Science -- Your Future, Scotland's Future
SCI-FUN Roadshow Exhibits -- Human Battery
SCI-FUN Roadshow Exhibits -- Human Battery
In this exhibit you use your own hands and metal plates to learn how batteries work.

A battery consists of two different metals, separated by a liquid solution. The metals are called electrodes, and the liquid solution is called an electrolyte.

Your hands are coated in a thin layer of sweat, which is mostly water but also contains salt. When you make a human battery, the sweat acts as the electrolyte, with the metal plates acting as electrodes.

The effectiveness of the human battery depends on the kinds of metals used, and on the amount of electrolyte present. That means, if you sweat more, you'll make more electricity.

What's happening is that electrons are moving between the electrolyte and the electrodes. Electrons move from the liquid into one of the metals, they move through the circuit to the other metal, then go back into the liquid.

The direction the electrons move in depends on what the metals are. If electrons always move from metal A to metal B, we say that metal A is less electronegative than metal B. The types of metal also affect the amount of electricity they produce: if there is a big difference between the electronegativity of the two metals, they will produce more electricity.

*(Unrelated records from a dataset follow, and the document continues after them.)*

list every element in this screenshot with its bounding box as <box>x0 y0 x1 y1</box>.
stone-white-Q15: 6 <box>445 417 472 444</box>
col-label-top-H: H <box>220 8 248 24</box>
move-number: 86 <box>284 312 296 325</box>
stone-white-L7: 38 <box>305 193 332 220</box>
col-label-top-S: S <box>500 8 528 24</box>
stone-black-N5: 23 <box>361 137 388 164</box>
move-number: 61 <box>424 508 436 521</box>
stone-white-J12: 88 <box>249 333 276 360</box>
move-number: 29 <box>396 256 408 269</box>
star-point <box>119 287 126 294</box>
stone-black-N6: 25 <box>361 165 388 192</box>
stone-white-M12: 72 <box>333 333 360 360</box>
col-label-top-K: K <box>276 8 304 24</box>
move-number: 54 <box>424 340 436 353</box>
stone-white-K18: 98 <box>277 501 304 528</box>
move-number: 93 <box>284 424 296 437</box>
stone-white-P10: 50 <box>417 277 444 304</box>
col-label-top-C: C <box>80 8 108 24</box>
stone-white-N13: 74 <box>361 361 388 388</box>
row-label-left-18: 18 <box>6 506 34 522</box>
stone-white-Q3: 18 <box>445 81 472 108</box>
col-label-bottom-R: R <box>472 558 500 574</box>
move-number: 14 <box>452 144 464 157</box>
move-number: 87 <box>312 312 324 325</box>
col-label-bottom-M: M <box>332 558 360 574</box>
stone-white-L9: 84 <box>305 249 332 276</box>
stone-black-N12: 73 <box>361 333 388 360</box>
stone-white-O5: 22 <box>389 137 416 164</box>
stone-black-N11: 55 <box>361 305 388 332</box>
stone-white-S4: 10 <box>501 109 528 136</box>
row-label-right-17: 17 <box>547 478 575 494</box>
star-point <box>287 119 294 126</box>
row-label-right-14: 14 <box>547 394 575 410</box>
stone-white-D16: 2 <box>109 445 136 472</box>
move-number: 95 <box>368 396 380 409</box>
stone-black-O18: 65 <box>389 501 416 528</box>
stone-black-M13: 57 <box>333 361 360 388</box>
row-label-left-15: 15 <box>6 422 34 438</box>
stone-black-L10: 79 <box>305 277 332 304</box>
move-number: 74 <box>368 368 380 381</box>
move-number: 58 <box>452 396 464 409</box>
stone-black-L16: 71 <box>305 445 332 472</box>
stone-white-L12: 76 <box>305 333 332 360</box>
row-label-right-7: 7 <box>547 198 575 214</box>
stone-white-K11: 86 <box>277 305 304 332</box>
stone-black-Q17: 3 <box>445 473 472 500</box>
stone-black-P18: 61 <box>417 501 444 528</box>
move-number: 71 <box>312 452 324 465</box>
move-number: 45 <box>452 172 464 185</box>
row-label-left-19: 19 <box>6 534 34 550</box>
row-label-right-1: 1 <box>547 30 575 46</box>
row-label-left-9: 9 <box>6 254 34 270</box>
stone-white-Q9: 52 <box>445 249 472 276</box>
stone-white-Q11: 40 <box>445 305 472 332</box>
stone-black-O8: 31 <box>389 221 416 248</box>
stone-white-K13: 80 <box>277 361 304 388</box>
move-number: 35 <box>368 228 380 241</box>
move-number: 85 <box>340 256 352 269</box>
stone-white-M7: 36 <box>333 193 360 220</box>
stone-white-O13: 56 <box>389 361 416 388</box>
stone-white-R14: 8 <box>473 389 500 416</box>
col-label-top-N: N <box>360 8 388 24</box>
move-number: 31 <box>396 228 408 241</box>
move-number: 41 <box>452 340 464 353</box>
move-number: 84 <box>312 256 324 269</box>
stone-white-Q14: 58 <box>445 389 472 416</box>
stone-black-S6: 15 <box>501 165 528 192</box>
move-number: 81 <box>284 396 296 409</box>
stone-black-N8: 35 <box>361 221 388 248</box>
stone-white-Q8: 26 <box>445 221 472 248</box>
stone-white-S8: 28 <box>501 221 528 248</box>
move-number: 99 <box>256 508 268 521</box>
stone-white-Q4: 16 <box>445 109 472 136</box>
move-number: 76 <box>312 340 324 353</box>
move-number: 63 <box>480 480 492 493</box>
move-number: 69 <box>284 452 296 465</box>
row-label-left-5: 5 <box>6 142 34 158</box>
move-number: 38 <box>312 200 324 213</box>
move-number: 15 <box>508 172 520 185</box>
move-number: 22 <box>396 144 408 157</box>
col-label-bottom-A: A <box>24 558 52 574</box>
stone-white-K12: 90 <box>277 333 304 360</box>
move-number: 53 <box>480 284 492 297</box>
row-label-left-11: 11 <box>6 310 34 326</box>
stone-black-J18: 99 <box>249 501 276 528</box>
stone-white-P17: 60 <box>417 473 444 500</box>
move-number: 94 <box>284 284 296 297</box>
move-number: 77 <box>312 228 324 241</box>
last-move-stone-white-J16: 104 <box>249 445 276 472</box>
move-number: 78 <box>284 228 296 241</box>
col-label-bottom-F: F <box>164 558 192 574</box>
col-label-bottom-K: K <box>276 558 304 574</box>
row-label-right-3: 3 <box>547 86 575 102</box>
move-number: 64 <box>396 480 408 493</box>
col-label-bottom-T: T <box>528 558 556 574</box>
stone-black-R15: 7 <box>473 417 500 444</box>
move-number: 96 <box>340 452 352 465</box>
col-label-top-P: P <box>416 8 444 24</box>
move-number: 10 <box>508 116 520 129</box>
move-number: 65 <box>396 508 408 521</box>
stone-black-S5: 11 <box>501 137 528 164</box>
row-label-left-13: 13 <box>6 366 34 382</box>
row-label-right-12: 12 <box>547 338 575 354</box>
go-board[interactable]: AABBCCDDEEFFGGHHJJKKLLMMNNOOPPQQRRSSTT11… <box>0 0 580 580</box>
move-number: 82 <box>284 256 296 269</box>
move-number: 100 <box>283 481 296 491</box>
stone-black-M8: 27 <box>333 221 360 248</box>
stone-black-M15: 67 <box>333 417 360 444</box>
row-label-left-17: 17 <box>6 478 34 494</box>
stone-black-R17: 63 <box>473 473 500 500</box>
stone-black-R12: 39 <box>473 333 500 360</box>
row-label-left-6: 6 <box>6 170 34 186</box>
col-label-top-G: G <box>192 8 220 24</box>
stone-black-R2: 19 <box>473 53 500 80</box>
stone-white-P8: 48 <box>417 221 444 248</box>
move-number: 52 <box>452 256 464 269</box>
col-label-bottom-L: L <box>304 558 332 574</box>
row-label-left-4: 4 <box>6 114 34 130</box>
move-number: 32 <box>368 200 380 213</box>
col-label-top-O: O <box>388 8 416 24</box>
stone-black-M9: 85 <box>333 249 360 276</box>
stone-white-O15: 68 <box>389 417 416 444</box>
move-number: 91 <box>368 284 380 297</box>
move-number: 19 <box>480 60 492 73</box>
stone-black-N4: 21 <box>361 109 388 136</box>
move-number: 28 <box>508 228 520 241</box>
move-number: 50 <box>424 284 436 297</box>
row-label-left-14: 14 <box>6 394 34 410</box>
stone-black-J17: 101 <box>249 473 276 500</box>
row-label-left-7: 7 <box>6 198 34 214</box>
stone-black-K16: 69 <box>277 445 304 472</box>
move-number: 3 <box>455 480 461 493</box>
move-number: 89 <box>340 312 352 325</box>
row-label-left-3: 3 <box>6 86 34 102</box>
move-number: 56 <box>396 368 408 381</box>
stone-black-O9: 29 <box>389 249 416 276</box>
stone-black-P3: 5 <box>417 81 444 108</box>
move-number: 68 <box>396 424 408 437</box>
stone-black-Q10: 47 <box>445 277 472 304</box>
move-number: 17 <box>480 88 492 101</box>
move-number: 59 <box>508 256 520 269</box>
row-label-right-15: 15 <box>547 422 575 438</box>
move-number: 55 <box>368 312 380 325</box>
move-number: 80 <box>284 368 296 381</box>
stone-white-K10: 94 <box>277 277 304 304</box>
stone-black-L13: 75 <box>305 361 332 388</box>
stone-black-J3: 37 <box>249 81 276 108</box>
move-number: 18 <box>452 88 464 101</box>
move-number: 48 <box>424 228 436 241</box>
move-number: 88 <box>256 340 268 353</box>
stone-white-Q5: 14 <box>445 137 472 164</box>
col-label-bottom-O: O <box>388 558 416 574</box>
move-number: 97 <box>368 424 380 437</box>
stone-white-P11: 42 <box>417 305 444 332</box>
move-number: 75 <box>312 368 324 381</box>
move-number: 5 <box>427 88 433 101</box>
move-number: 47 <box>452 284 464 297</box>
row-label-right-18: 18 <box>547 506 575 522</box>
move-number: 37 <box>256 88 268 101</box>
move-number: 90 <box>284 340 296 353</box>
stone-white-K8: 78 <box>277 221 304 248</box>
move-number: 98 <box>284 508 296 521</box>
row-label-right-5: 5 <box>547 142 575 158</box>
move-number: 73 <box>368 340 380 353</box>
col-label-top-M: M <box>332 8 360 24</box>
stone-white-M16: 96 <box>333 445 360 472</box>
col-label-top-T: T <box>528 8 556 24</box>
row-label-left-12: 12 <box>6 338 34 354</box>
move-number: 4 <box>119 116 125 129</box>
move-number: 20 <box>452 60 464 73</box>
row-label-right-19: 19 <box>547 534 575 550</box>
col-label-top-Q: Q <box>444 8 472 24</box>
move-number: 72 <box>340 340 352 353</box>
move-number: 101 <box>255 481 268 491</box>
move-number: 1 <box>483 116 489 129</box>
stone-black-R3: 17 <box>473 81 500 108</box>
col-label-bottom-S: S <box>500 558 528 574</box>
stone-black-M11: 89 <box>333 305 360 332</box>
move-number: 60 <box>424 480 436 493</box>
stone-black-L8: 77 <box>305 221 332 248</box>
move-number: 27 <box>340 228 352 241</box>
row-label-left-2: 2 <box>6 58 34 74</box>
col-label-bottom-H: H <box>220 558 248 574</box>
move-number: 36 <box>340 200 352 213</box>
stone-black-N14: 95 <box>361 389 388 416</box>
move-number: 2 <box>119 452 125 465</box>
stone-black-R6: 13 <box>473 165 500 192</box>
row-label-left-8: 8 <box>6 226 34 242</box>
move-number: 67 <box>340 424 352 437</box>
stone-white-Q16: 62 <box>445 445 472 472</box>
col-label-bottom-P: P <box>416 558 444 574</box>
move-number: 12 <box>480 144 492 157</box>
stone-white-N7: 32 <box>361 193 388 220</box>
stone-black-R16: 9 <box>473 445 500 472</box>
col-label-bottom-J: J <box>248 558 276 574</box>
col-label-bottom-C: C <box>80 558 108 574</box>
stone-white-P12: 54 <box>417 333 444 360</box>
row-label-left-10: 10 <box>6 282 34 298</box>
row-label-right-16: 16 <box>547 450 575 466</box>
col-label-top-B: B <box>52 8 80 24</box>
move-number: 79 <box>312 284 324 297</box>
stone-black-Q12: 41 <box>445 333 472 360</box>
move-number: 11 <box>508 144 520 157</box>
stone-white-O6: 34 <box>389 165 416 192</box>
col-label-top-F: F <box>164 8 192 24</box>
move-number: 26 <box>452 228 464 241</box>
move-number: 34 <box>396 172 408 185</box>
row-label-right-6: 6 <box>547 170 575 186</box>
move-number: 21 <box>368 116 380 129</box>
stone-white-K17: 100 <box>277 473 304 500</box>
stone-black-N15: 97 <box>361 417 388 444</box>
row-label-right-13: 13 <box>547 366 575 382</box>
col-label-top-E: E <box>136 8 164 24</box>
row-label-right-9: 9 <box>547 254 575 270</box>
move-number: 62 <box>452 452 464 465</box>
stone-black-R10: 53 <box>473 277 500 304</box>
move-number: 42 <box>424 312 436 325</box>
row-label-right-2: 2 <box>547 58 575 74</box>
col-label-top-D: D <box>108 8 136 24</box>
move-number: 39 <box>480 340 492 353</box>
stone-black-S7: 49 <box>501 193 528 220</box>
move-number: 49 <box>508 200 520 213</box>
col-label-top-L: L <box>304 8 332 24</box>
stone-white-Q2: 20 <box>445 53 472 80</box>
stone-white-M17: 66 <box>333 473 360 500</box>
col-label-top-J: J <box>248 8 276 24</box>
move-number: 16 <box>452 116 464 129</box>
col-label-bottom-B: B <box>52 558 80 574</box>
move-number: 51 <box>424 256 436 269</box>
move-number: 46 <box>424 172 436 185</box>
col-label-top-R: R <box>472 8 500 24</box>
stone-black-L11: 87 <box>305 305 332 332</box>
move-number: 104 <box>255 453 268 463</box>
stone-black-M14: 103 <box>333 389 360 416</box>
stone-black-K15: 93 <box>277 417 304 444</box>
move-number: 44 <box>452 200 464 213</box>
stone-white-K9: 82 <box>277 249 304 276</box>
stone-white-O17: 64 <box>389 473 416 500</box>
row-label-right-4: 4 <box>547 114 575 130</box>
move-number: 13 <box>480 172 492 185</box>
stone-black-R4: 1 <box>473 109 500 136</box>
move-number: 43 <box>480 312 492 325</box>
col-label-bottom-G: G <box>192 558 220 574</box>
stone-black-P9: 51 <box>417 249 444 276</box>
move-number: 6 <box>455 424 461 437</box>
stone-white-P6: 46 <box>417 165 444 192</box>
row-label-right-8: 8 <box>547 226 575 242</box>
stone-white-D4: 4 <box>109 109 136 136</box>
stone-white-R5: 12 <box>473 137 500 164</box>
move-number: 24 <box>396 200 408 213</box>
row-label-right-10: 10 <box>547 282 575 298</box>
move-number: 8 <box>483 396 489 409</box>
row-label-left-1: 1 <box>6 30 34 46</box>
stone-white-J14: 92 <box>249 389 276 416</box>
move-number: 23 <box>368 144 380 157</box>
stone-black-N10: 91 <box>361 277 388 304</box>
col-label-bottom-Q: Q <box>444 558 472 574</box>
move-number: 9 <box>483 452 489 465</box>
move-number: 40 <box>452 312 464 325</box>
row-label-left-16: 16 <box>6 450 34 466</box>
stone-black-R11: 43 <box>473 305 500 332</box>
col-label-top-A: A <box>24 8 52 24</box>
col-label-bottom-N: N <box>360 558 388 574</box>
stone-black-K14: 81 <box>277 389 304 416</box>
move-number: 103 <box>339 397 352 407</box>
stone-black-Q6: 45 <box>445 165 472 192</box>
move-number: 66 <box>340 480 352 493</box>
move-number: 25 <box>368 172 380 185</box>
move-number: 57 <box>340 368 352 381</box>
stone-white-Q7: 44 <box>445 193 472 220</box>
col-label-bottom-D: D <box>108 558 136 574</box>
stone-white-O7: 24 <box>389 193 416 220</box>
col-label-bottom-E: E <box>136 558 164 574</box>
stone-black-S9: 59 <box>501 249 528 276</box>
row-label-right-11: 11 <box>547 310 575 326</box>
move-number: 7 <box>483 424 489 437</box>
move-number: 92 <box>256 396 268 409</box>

After a while, the electrolyte in a battery runs out. We can recharge the battery by forcing a current through in the opposite direction. This send all the electrons back the other way, and reverses all the chemical changes that happened to the electrodes.

All batteries work this way, including mobile phone batteries and car batteries. The car battery is needed to give that little spark to get the petrol burning. Once the petrol is burning, the engine is running which recharges the battery for the next time, and powers the electrics in the car. That's why using your car headlamps while driving won't use up the battery, but leaving them on overnight will.

1 A battery is made of two different _______ separated by a liquid ________.
2 In the human battery, what acts as the electrolyte?
3 What is moving around in an electric circuit?
4 How do we recharge batteries?
5 If electrons move from metal A to metal B, which metal is more electronegative?
6 You can't just replace a car battery when it's flat (it's expensive and dangerous). Do you know what you might do?

1 You can make batteries out of various fruits and vegetables in the same way. Cut a nick into a lemon, then tuck a penny or 2p into the nick. On the opposite side of the lemon, stick in a nail. The nail and coin will form your electrodes. Now use a multimeter to measure the current and voltage between the two electrodes. The juice of the fruit acts in the same way as your sweat in the human battery. Try out different kinds of fruit and veg: other citrus fruits work well, as do apples and potatoes.
2 Compare how well different batteries work. Get a number of different brand new batteries. Put a battery into a torch, switch it on and time how long it takes for the light to go out (probably several hours). Try out all of your different batteries in the same torch. Compare the time the battery lasted to the price of the battery, which ones are the best value for money?